Штелен сидела на узкой койке и смотрела, как перекатываются могучие мускулы под светлой, усыпанной веснушками кожей. Но и не только. Многочисленные шрамы, побелевшие от времени и свежие, розовые, покрывали тело фехтовальщицы. Эти последние Лебендих заработала, сражаясь на стороне Штелен в Послесмертии. У нее и своих таких хватало. Мысли о шрамах напомнили ей о Вихтихе, она зарычала и плюнула в огонь. Каким-то образом всегда, как бы плохо ни оборачивались дела, дураку удавалось ускользнуть без единой царапины. Как будто мало было других причин ненавидеть этого идиота.
Лебендих направилась к своей сумке, чтобы достать сухую одежду.
Лебендих оделась в сухое – темно-коричневую рубашку и такие же брюки, свободные, не стесняющие движений, и села рядом с Штелен, но достаточно далеко, чтобы не касаться друг друга.
– Кое-что изменилось, – сказала Лебендих. – Мы больше не мертвы.
– Я знаю, – ответила Штелен. – Это нужно отпраздновать. Давай напьемся.
Она протянула руку к Лебендих, и та остановила ее взглядом.

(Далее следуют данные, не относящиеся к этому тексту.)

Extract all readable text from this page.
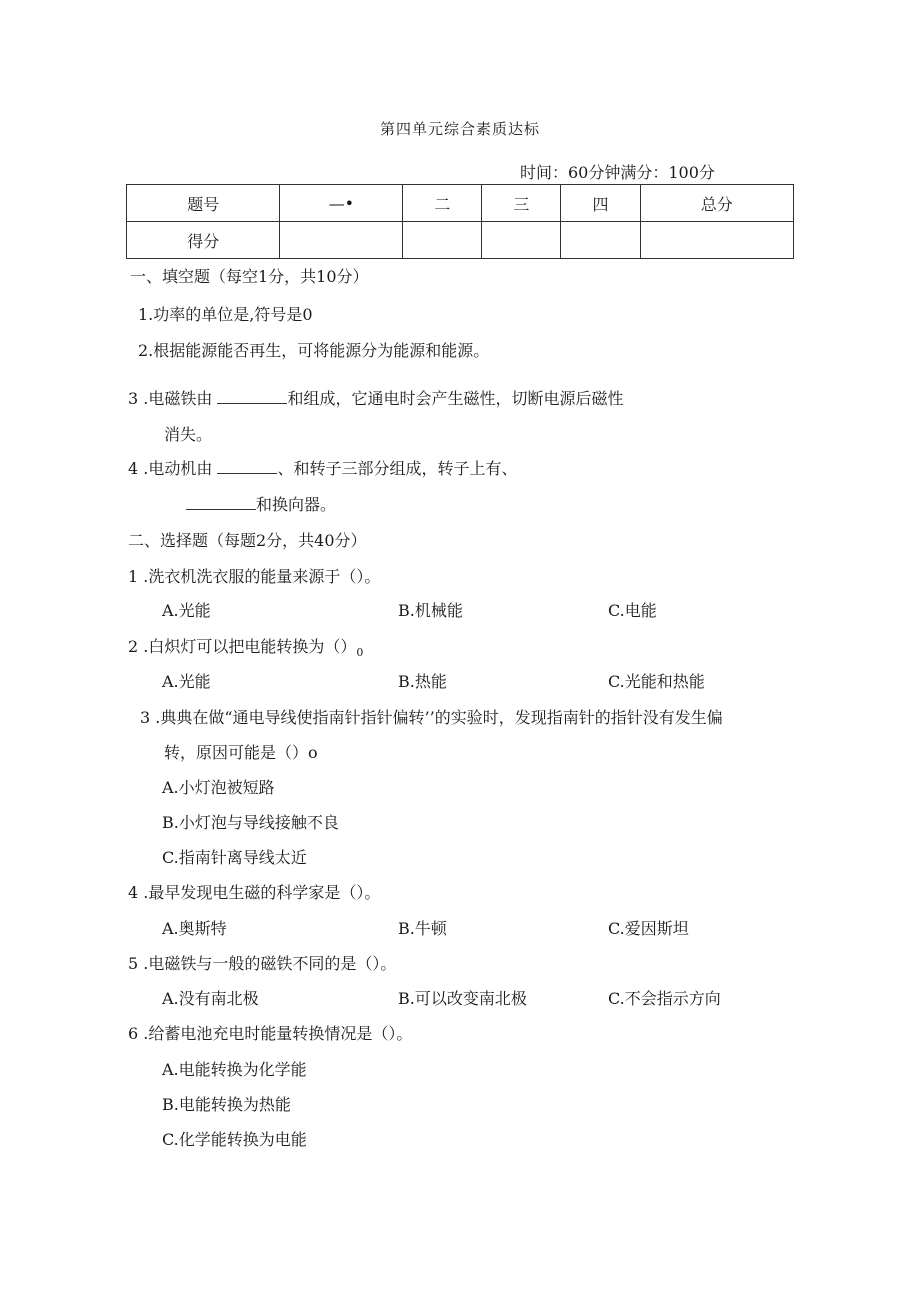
第四单元综合素质达标
时间：60分钟满分：100分
题号	—•	二	三	四	总分
得分					
一、填空题（每空1分，共10分）
1.功率的单位是,符号是0
2.根据能源能否再生，可将能源分为能源和能源。
3 .电磁铁由	和组成，它通电时会产生磁性，切断电源后磁性
消失。
4 .电动机由	、和转子三部分组成，转子上有、
和换向器。
二、选择题（每题2分，共40分）
1 .洗衣机洗衣服的能量来源于（）。
A.光能	B.机械能	C.电能
2 .白炽灯可以把电能转换为$()_0$
A.光能	B.热能	C.光能和热能
3 .典典在做“通电导线使指南针指针偏转’’的实验时，发现指南针的指针没有发生偏
转，原因可能是（）o
A.小灯泡被短路
B.小灯泡与导线接触不良
C.指南针离导线太近
4 .最早发现电生磁的科学家是（）。
A.奥斯特	B.牛顿	C.爱因斯坦
5 .电磁铁与一般的磁铁不同的是（）。
A.没有南北极	B.可以改变南北极	C.不会指示方向
6 .给蓄电池充电时能量转换情况是（）。
A.电能转换为化学能
B.电能转换为热能
C.化学能转换为电能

Штелен прикусила нижнюю губу и кивнула с понимающим видом.
– Мне нужно немного времени, – произнесла фехтовальщица.
Прозвучало это нехорошо.
– Времени?
– Мы больше не в Послесмертии.
– Ты представить себе не можешь, какими серыми были последние несколько дней, – хмыкнула Штелен. – Помнишь, каким было на вкус первое блюдо, которое мы попробовали, вернувшись к жизни?
Фехтовальщица посмотрела на нее так пришибленно, что Штелен оборвала себя на полуслове.
– Те, кого ты убиваешь… – прошептала Лебендих.
Штелен нахмурилась, чувствуя, как вздергивается верхняя губа, обнажая желтые зубы.
– … должны служить тебе в Послесмертии, – закончила она правило.
– Мы больше не там, – произнесла Лебендих, внимательно глядя на Штелен в ожидании реакции.
– Так я и говорю, давай… – Штелен сморгнула. – Оу. Кредо Воина больше не подчиняет тебя мне. Я забыла. Я думала…
«Ты думала, что она и вправду хочет остаться с тобой? Дура!»
Штелен стиснула челюсти так сильно, что едва не раскрошила себе зубы. Она снова моргнула, избегая смотреть на подругу, и молясь про себя, чтобы глаза остались сухими. Никогда не показывай свою слабость.
«Скажи что-нибудь. Скажи ей, что может катиться на все четыре стороны».
У Штелен перехватило горло так, что она и дышать-то могла с трудом.
– Я больше не должна тебе подчиняться, – произнесла Лебендих. – Не должна оставаться здесь. Я могу уйти, как только захочу.